Nefes alsa da kalp masajı yapılmalı
Kalbi durup yere yığılsa da kişinin bir-iki dakika daha nefes alabildiğini belirten Vural, şu uyarıları yaptı:
“Kanda oksijen düşmeden 30 saniye içinde kalp masajı başlanmalı. Her geçen dakikada yaşama şansı yüzde 7 azalıyor. İlk yardımda artık eskisi gibi hastanın nefes alıp olmadığına bakılmıyor.
Nefes almayı yaşıyor diye kabul edersek (ki kalbi durmuştur) altın dakikaları kaybediyoruz. O sırada kanındaki oksijen hızla düşüyor. Sonra kalp masajına başlasak bile etkili olmuyor.
Ama ilk 30 saniyede kalp masajına başlarsak, zaten beş-on saniye önce nefes aldığı için kanındaki oksijen yüksek oranda oluyor. Masajla da dolaşım sağlanıyor. Belki bilinci gelmiyor ama hayati organlara, beyne kan gidiyor.
Beyni ilk üç dakikada hasar görecekten, sadece kalp masajıyla 30 dakikada hasar görmeye başlıyor.”
‘Hayat öpücüğü’ne gerek yok!
‘Hayat öpücüğü’ yani suni teneffüs terk edildi. 13 yaş ve üzerindeki herkese sadece kalp masajı uygulanması öneriliyor. Ancak bebekler ve 13 yaşından küçük çocuklarda suni teneffüs önemini koruyor.

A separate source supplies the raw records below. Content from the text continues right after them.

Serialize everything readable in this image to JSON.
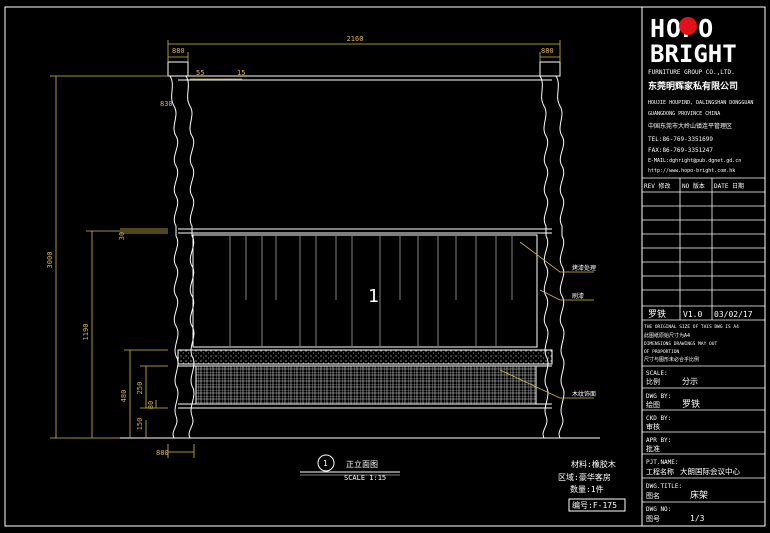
{
  "colors": {
    "background": "#000000",
    "lines": "#ffffff",
    "dimensions": "#d9b84a",
    "logo_red": "#e0121a"
  },
  "dimensions": {
    "overall_width": "2160",
    "post_left": "880",
    "post_right": "880",
    "small_1": "55",
    "small_2": "15",
    "top_rail": "830",
    "overall_height": "3000",
    "mid_height": "1190",
    "rail_gap": "30",
    "base_1": "480",
    "base_2": "250",
    "base_3": "80",
    "base_4": "150",
    "bottom_post": "880"
  },
  "annotations": {
    "label_1": "烤漆处理",
    "label_2": "刷漆",
    "label_3": "木纹饰面"
  },
  "center_mark": "1",
  "view_title": {
    "number": "1",
    "title": "正立面图",
    "scale": "SCALE 1:15"
  },
  "material_note": {
    "material": "材料:橡胶木",
    "area": "区域:豪华客房",
    "qty": "数量:1件",
    "code": "编号:F-175"
  },
  "title_block": {
    "logo_hopo": "HOPO",
    "logo_bright": "BRIGHT",
    "company_en": "FURNITURE GROUP CO.,LTD.",
    "company_cn": "东莞明辉家私有限公司",
    "addr_1": "HOUJIE HOUPIND, DALINGSHAN DONGGUAN",
    "addr_2": "GUANGDONG PROVINCE CHINA",
    "addr_cn": "中国东莞市大岭山镇连平管理区",
    "tel": "TEL:86-769-3351699",
    "fax": "FAX:86-769-3351247",
    "email": "E-MAIL:dghright@pub.dgnet.gd.cn",
    "web": "http://www.hopo-bright.com.hk",
    "rev_headers": [
      "REV 修改",
      "NO 版本",
      "DATE 日期"
    ],
    "revision": {
      "author": "罗铁",
      "version": "V1.0",
      "date": "03/02/17"
    },
    "notice_1": "THE ORIGINAL SIZE OF THIS DWG IS A4",
    "notice_2": "此图纸原始尺寸为A4",
    "notice_3": "DIMENSIONS DRAWINGS MAY OUT",
    "notice_4": "OF PROPORTION",
    "notice_5": "尺寸与图形未必合乎比例",
    "scale_label": "SCALE:",
    "scale_cn": "比例",
    "scale_value": "分示",
    "dwg_by_label": "DWG BY:",
    "dwg_by_cn": "绘图",
    "dwg_by_value": "罗铁",
    "chk_by_label": "CKD BY:",
    "chk_by_cn": "审核",
    "apr_by_label": "APR BY:",
    "apr_by_cn": "批准",
    "prj_label": "PJT.NAME:",
    "prj_cn": "工程名称",
    "prj_value": "大朗国际会议中心",
    "title_label": "DWG.TITLE:",
    "title_cn": "图名",
    "title_value": "床架",
    "dwgno_label": "DWG NO:",
    "dwgno_cn": "图号",
    "dwgno_value": "1/3"
  }
}
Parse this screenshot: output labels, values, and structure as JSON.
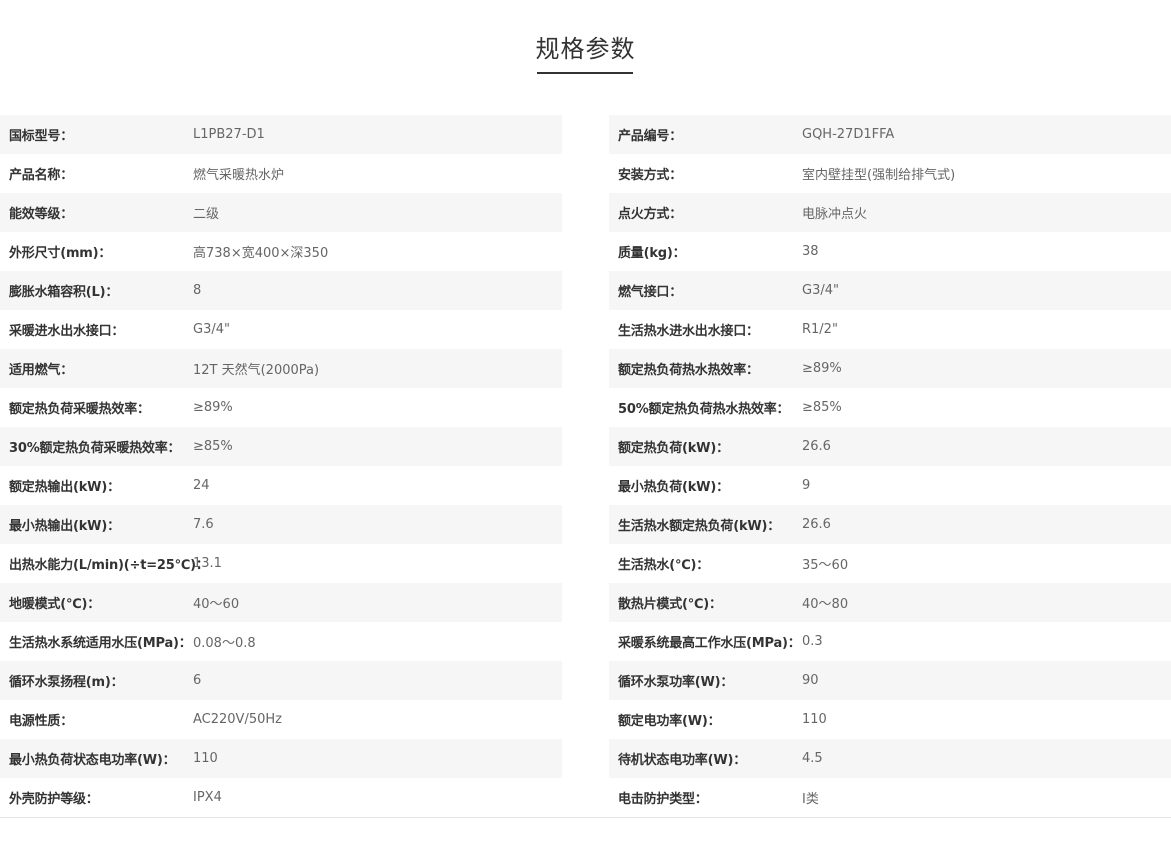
{
  "title": "规格参数",
  "left": [
    {
      "label": "国标型号：",
      "value": "L1PB27-D1"
    },
    {
      "label": "产品名称：",
      "value": "燃气采暖热水炉"
    },
    {
      "label": "能效等级：",
      "value": "二级"
    },
    {
      "label": "外形尺寸(mm)：",
      "value": "高738×宽400×深350"
    },
    {
      "label": "膨胀水箱容积(L)：",
      "value": "8"
    },
    {
      "label": "采暖进水出水接口：",
      "value": "G3/4\""
    },
    {
      "label": "适用燃气：",
      "value": "12T 天然气(2000Pa)"
    },
    {
      "label": "额定热负荷采暖热效率：",
      "value": "≥89%"
    },
    {
      "label": "30%额定热负荷采暖热效率：",
      "value": "≥85%"
    },
    {
      "label": "额定热输出(kW)：",
      "value": "24"
    },
    {
      "label": "最小热输出(kW)：",
      "value": "7.6"
    },
    {
      "label": "出热水能力(L/min)(÷t=25℃)：",
      "value": "13.1"
    },
    {
      "label": "地暖模式(℃)：",
      "value": "40～60"
    },
    {
      "label": "生活热水系统适用水压(MPa)：",
      "value": "0.08～0.8"
    },
    {
      "label": "循环水泵扬程(m)：",
      "value": "6"
    },
    {
      "label": "电源性质：",
      "value": "AC220V/50Hz"
    },
    {
      "label": "最小热负荷状态电功率(W)：",
      "value": "110"
    },
    {
      "label": "外壳防护等级：",
      "value": "IPX4"
    }
  ],
  "right": [
    {
      "label": "产品编号：",
      "value": "GQH-27D1FFA"
    },
    {
      "label": "安装方式：",
      "value": "室内壁挂型(强制给排气式)"
    },
    {
      "label": "点火方式：",
      "value": "电脉冲点火"
    },
    {
      "label": "质量(kg)：",
      "value": "38"
    },
    {
      "label": "燃气接口：",
      "value": "G3/4\""
    },
    {
      "label": "生活热水进水出水接口：",
      "value": "R1/2\""
    },
    {
      "label": "额定热负荷热水热效率：",
      "value": "≥89%"
    },
    {
      "label": "50%额定热负荷热水热效率：",
      "value": "≥85%"
    },
    {
      "label": "额定热负荷(kW)：",
      "value": "26.6"
    },
    {
      "label": "最小热负荷(kW)：",
      "value": "9"
    },
    {
      "label": "生活热水额定热负荷(kW)：",
      "value": "26.6"
    },
    {
      "label": "生活热水(℃)：",
      "value": "35～60"
    },
    {
      "label": "散热片模式(℃)：",
      "value": "40～80"
    },
    {
      "label": "采暖系统最高工作水压(MPa)：",
      "value": "0.3"
    },
    {
      "label": "循环水泵功率(W)：",
      "value": "90"
    },
    {
      "label": "额定电功率(W)：",
      "value": "110"
    },
    {
      "label": "待机状态电功率(W)：",
      "value": "4.5"
    },
    {
      "label": "电击防护类型：",
      "value": "I类"
    }
  ]
}
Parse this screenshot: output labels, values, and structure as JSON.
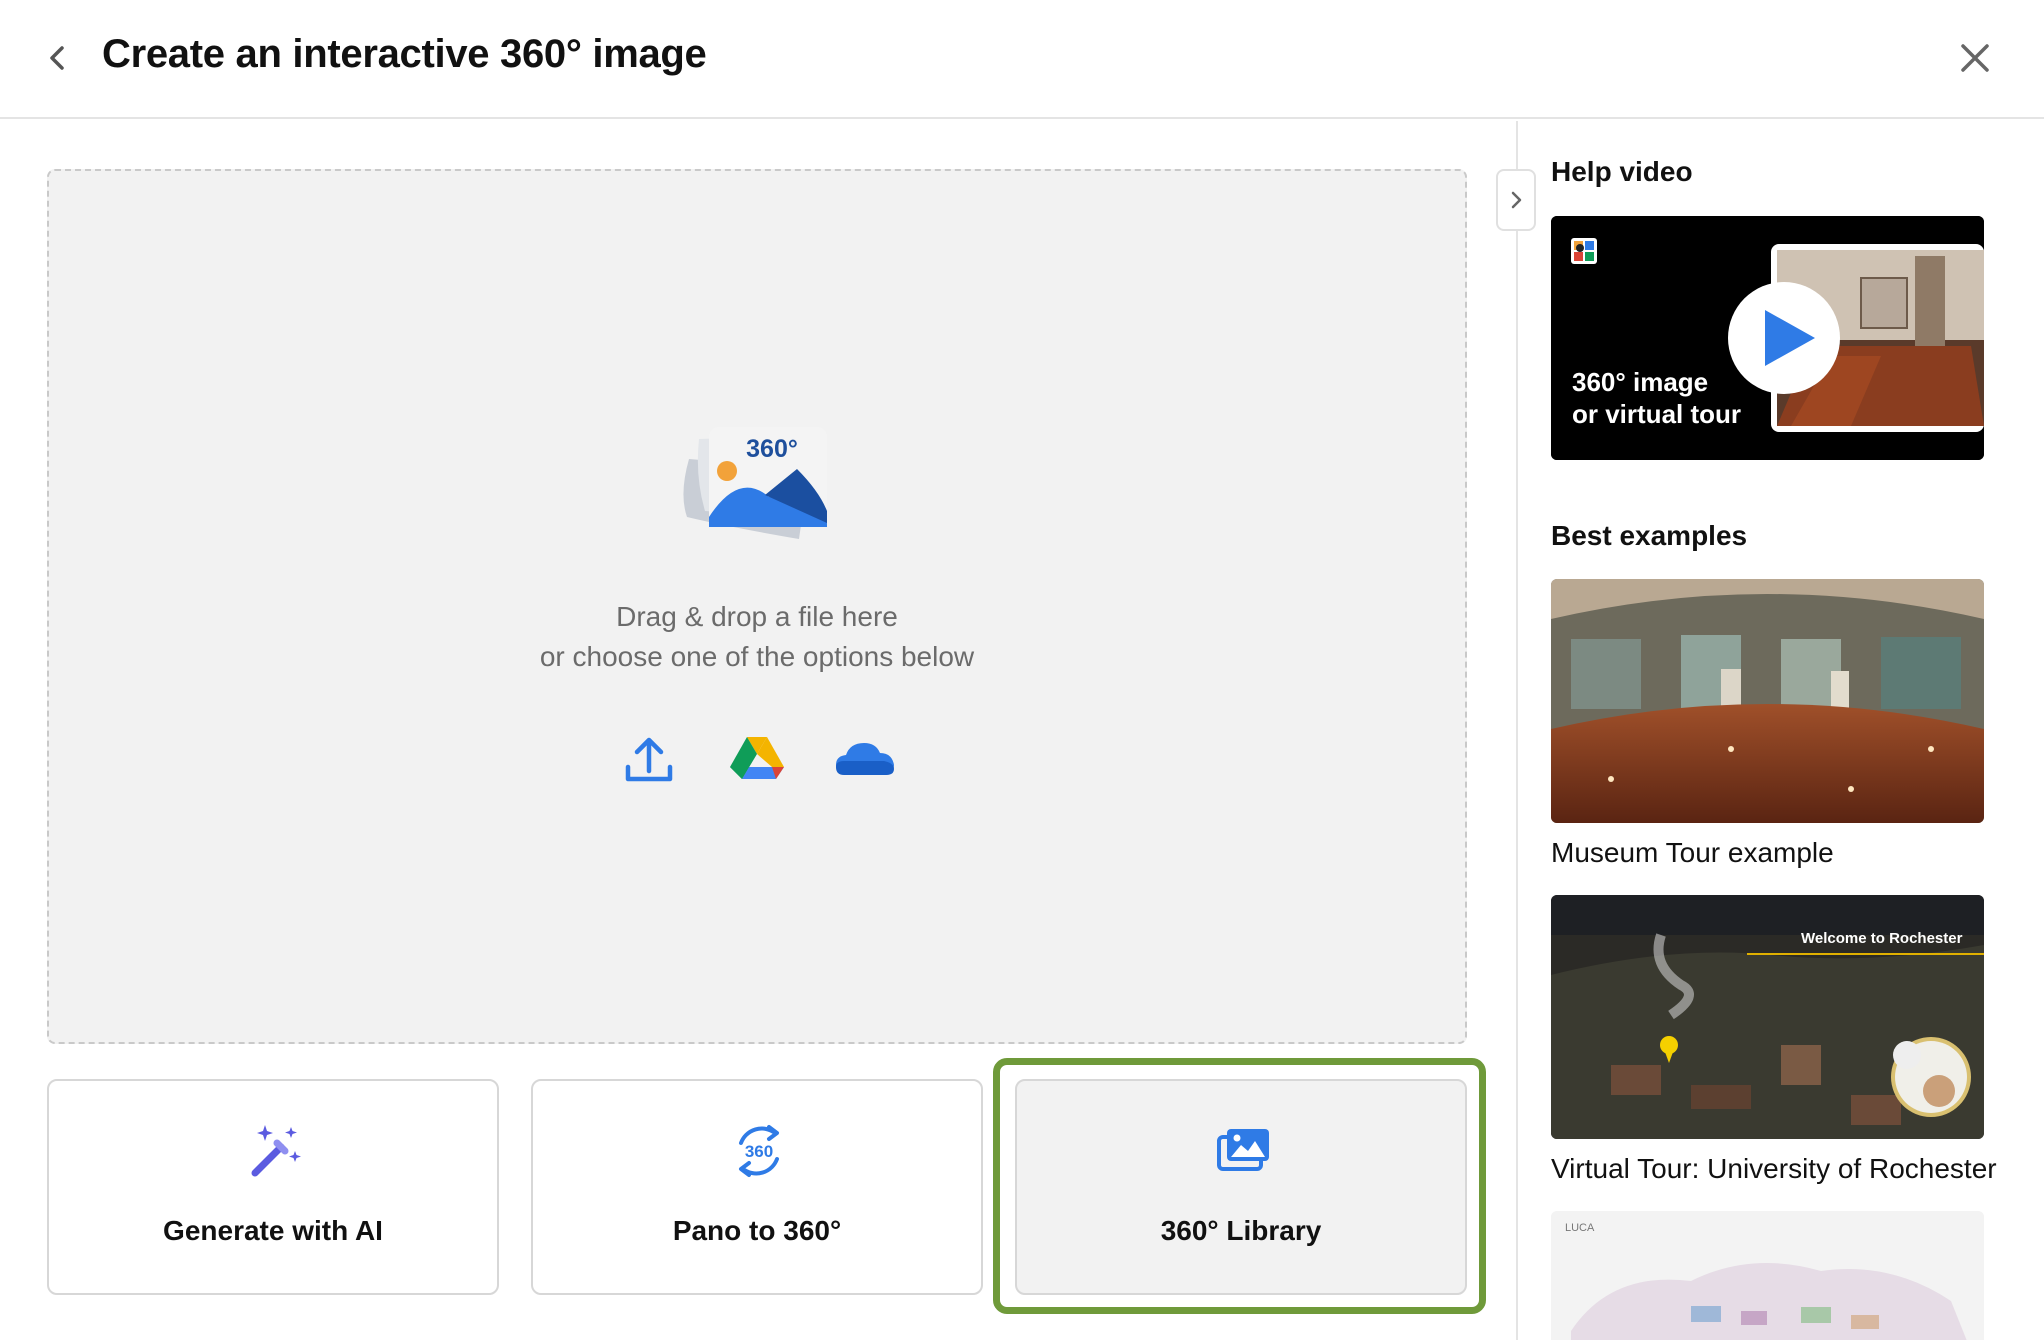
{
  "header": {
    "title": "Create an interactive 360° image",
    "back_icon": "chevron-left-icon",
    "close_icon": "close-icon"
  },
  "dropzone": {
    "illustration_badge": "360°",
    "line1": "Drag & drop a file here",
    "line2": "or choose one of the options below",
    "sources": [
      "upload-icon",
      "google-drive-icon",
      "onedrive-icon"
    ]
  },
  "options": {
    "generate_ai": "Generate with AI",
    "pano_to_360": "Pano to 360°",
    "pano_badge": "360",
    "library": "360° Library"
  },
  "sidebar": {
    "help_heading": "Help video",
    "video_caption_line1": "360° image",
    "video_caption_line2": "or virtual tour",
    "examples_heading": "Best examples",
    "examples": [
      {
        "label": "Museum Tour example"
      },
      {
        "label": "Virtual Tour: University of Rochester",
        "overlay_title": "Welcome to Rochester"
      },
      {
        "overlay_title": "LUCA"
      }
    ]
  },
  "colors": {
    "accent_blue": "#2f7be6",
    "highlight_green": "#6f9a3a",
    "ai_purple": "#5b5be0"
  }
}
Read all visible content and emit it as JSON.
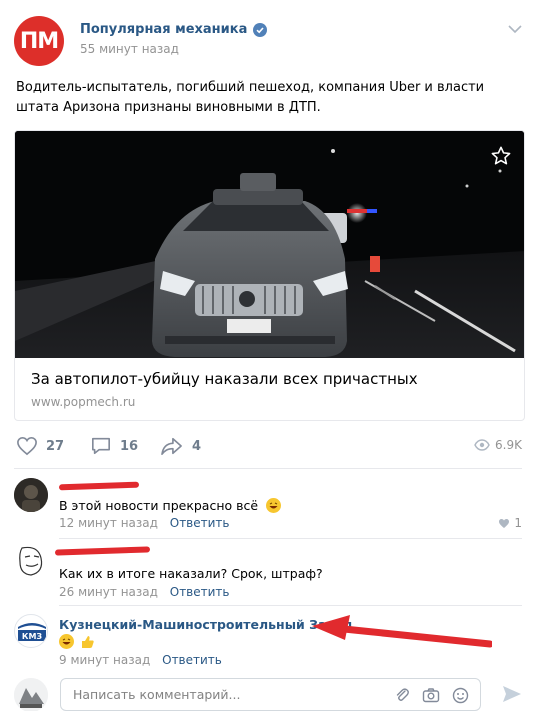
{
  "post": {
    "author": "Популярная механика",
    "avatar_text": "ПМ",
    "time": "55 минут назад",
    "text": "Водитель-испытатель, погибший пешеход, компания Uber и власти штата Аризона признаны виновными в ДТП.",
    "link_title": "За автопилот-убийцу наказали всех причастных",
    "link_domain": "www.popmech.ru",
    "likes": "27",
    "comments": "16",
    "shares": "4",
    "views": "6.9K"
  },
  "comments": [
    {
      "text": "В этой новости прекрасно всё",
      "time": "12 минут назад",
      "reply": "Ответить",
      "likes": "1",
      "emoji": "laughing"
    },
    {
      "text": "Как их в итоге наказали? Срок, штраф?",
      "time": "26 минут назад",
      "reply": "Ответить"
    },
    {
      "name": "Кузнецкий-Машиностроительный Завод",
      "avatar_text": "КМЗ",
      "time": "9 минут назад",
      "reply": "Ответить",
      "emoji": "laughing + thumbs-up"
    }
  ],
  "comment_input": {
    "placeholder": "Написать комментарий..."
  },
  "colors": {
    "brand_red": "#dd2f2a",
    "link_blue": "#2a5885",
    "muted": "#939393",
    "annotation_red": "#e12a2e"
  },
  "icons": [
    "verified-icon",
    "chevron-down-icon",
    "star-icon",
    "heart-icon",
    "comment-icon",
    "share-icon",
    "eye-icon",
    "attach-icon",
    "camera-icon",
    "smile-icon",
    "send-icon"
  ]
}
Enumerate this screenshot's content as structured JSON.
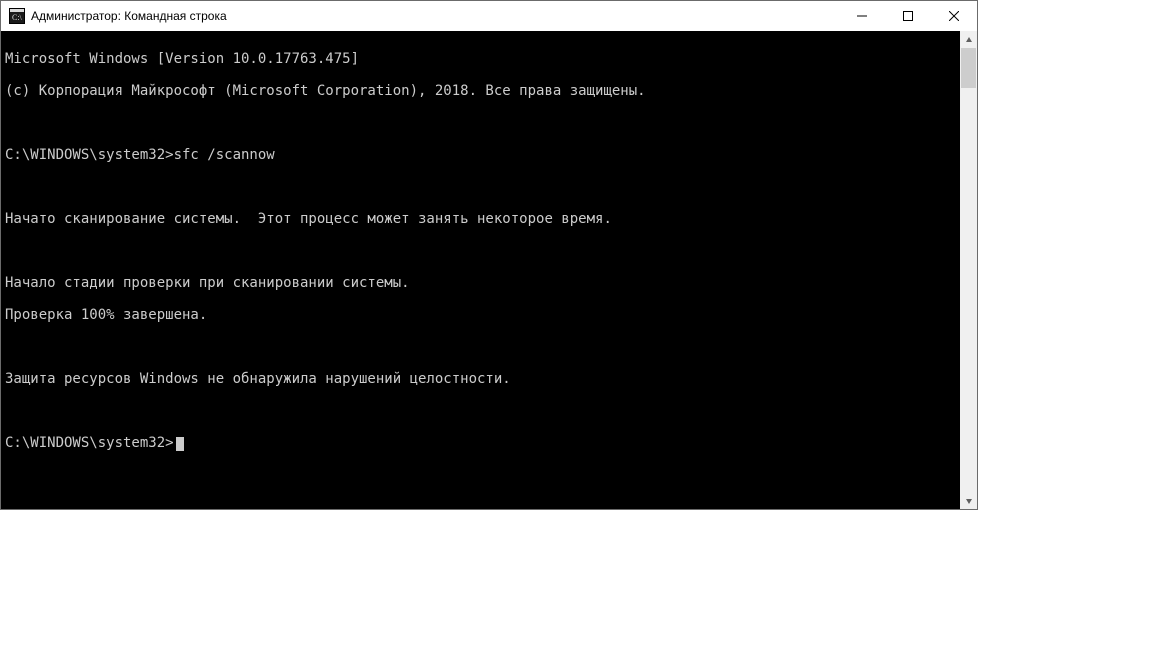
{
  "window": {
    "title": "Администратор: Командная строка"
  },
  "terminal": {
    "line_version": "Microsoft Windows [Version 10.0.17763.475]",
    "line_copyright": "(c) Корпорация Майкрософт (Microsoft Corporation), 2018. Все права защищены.",
    "prompt1_path": "C:\\WINDOWS\\system32>",
    "prompt1_cmd": "sfc /scannow",
    "line_scan_started": "Начато сканирование системы.  Этот процесс может занять некоторое время.",
    "line_stage_begin": "Начало стадии проверки при сканировании системы.",
    "line_progress": "Проверка 100% завершена.",
    "line_result": "Защита ресурсов Windows не обнаружила нарушений целостности.",
    "prompt2_path": "C:\\WINDOWS\\system32>"
  }
}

Sadece kalp masajıyla bile hastaya bir miktar teneffüs yaptırılıyor. Kalbe basınç uygulandığında hava veriyor, bırakıldığında da pasif olarak hava (oksijen) alıyor.
Elektroşokun önemi
Kalp durduğunda, filmlerde gördüğümüz gibi ritim direkt ‘düz çizgi‘ çizmez. Ventriküler fibrilasyon (anormal kalp ritmi ) denilen durum olur.
Vural bu ‘kaba dalgalanma‘ların, defibrilatörle normal ritme çevrilebildiğini söyledi:
“Kalp masajına erken başlanırsa ritm kaba dalgada kalıyor. Kaba dalgada elektroşok uygularsak kalbi yeniden çalıştırabiliriz.
Ambulansla elektroşok geldiğinde kalp yeniden çalışır.
Beyin oksijensiz kalmadığı için bitkisel hayata girme, koma vs. gelişmez. Hasta 24 saatte kendine gelir, hayata döner.
Eğer ortamda otomatik elektroşok cihazı varsa uygulandığı anda hasta nefes almaya başlar, ayılır, konuşur. Ambulansa kalbi çalışır, nefes alır şekilde teslim edilir.
Otomatik elektro şok cihazlarının çok daha yaygın olması gerekiyor.”